What area did the best job of honoring its past?
If honoring the past means taking it seriously for what it is and learning from it, then that seems like a very different thing than what we might traditionally think of as honoring the past, with statues and things like that.
Schnurr brings up Diana and Paul Bauer, a Defiance couple he wrote of, who run a bed-and-breakfast in a guesthouse they purchased and renovated.
Diana Bauer tells him, “Our philosophy is that we'll take a place and clean it up, take as good a care of it as we can, and then we'll eventually pass it on to somebody else who will hopefully do the same thing we did. That way these old houses can keep on living.”

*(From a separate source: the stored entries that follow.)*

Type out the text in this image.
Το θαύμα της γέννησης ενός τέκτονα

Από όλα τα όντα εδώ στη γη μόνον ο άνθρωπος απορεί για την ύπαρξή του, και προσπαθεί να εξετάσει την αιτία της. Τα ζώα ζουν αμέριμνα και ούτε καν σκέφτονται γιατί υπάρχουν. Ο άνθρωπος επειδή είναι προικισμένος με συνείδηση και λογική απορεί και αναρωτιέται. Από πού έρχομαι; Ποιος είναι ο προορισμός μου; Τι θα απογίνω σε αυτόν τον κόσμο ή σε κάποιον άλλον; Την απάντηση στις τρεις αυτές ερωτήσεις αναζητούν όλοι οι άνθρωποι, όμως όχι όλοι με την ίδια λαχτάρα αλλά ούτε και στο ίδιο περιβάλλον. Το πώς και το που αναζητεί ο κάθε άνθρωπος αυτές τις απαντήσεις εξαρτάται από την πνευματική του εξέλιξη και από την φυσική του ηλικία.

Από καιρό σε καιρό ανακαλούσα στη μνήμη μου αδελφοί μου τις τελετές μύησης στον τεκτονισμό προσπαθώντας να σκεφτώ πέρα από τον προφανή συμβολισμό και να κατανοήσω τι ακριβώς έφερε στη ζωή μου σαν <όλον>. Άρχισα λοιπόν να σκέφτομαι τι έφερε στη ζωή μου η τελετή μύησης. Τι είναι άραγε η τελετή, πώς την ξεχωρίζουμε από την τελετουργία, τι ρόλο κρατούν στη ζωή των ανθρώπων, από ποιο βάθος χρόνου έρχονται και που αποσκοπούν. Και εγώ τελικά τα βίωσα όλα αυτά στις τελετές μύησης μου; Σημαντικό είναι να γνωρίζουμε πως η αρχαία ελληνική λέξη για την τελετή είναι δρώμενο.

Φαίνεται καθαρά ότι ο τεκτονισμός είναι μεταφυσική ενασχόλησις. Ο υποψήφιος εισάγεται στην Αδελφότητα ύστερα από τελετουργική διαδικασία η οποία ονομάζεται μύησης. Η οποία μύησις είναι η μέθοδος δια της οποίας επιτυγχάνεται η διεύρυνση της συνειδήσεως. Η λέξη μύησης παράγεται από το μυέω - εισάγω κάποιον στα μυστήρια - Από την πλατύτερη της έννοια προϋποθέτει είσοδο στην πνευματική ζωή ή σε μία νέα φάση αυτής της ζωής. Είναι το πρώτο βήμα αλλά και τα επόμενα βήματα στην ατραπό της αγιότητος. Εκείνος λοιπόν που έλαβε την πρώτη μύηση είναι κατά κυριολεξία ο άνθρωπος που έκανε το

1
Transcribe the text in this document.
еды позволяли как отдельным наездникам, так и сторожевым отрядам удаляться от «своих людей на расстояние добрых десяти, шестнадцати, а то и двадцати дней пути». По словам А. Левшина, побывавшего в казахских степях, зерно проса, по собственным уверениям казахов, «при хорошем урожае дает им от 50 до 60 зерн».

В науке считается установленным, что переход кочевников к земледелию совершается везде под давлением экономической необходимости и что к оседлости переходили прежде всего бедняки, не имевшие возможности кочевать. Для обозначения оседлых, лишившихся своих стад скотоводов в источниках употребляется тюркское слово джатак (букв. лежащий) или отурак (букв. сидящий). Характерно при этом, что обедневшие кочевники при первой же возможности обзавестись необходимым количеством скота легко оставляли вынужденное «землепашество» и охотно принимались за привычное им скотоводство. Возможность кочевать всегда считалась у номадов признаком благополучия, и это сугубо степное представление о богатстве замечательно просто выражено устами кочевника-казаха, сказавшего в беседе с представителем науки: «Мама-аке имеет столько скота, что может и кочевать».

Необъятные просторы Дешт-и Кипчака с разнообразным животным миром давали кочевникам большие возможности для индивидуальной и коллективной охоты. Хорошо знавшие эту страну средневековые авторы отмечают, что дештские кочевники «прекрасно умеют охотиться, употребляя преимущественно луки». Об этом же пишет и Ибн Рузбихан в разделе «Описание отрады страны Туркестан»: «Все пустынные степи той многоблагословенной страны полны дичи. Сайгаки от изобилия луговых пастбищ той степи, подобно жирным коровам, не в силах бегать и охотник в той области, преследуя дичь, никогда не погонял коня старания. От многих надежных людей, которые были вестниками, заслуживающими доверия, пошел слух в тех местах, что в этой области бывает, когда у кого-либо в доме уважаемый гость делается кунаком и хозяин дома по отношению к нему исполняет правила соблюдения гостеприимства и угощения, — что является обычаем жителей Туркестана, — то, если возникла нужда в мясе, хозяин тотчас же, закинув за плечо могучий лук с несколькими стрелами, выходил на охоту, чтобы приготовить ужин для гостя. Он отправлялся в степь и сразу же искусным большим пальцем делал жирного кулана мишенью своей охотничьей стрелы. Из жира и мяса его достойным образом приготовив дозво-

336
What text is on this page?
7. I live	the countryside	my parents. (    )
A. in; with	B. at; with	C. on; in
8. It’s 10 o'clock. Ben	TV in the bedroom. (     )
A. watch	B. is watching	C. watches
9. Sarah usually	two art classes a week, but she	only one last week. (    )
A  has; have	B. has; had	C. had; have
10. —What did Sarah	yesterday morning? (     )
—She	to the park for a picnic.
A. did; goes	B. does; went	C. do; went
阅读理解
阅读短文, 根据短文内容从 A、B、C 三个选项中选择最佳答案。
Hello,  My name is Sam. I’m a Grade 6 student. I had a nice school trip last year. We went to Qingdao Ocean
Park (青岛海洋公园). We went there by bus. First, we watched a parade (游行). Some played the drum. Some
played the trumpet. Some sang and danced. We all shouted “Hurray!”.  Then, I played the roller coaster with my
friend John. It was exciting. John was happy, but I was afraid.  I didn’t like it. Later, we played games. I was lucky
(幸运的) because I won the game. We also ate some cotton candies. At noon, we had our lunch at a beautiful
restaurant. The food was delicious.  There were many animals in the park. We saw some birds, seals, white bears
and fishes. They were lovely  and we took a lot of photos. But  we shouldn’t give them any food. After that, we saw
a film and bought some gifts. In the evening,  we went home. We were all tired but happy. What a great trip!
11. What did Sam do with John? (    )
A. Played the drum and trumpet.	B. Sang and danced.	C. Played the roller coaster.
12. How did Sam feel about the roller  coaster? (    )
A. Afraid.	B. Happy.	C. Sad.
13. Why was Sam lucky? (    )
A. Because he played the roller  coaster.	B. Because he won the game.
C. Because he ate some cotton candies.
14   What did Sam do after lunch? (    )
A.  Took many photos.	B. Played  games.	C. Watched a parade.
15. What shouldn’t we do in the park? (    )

This is almost a different model. We're going to inherit what we inherit, do the stuff we can with it when we have it, take care of it, and try to pass it on to someone else who will do the same. That is, I think, a model for honoring the past that is probably the best one I came across.
You focus a lot on environmental issues: the effects of pollution, the need to preserve wild areas. Yet this is a time when the EPA and preservation efforts are under strong attack. Are you paddling upstream on this issue?
I think I'm coming down firmly on the side of those who would have us live responsibly with respect to the natural world, which, by the way, includes us. There are some people, especially among the members of the current administration, who are willing to serve the interests of capital over everything else. But there are also a lot of us who aren't. I think we're the stream, and they're a dam.
What do you think of Fort Wayne's plans to develop the downtown waterfront?
Did your trek provide you with any insights about how this city should go about honoring its waterways?
I think it's great that people are paying so much attention to the rivers. Historically speaking, we can trace a lot of the issues in rivers like the Maumee to development in the region that hasn't taken them into account – or that has seen them only as either an obstacle or an economic resource.
So I think the best way we can honor our waterways is to do things in the region that takes them seriously as part of the community.
I've been impressed by the river plans that are part of these efforts so far, which include the need for riparian buffers and erosion control.
What surprised you most on your journey?
The more time I spent with the Maumee River, the more I felt that it would always retain a certain mystery to me. I could spend a week straight on its banks and still not feel like I knew the river much better than I did before.
What does the river know? What can we learn from a river? I think for me it was part of a larger, ongoing question of how do I live responsibly in the world? Maybe rivers have some things to teach us about that.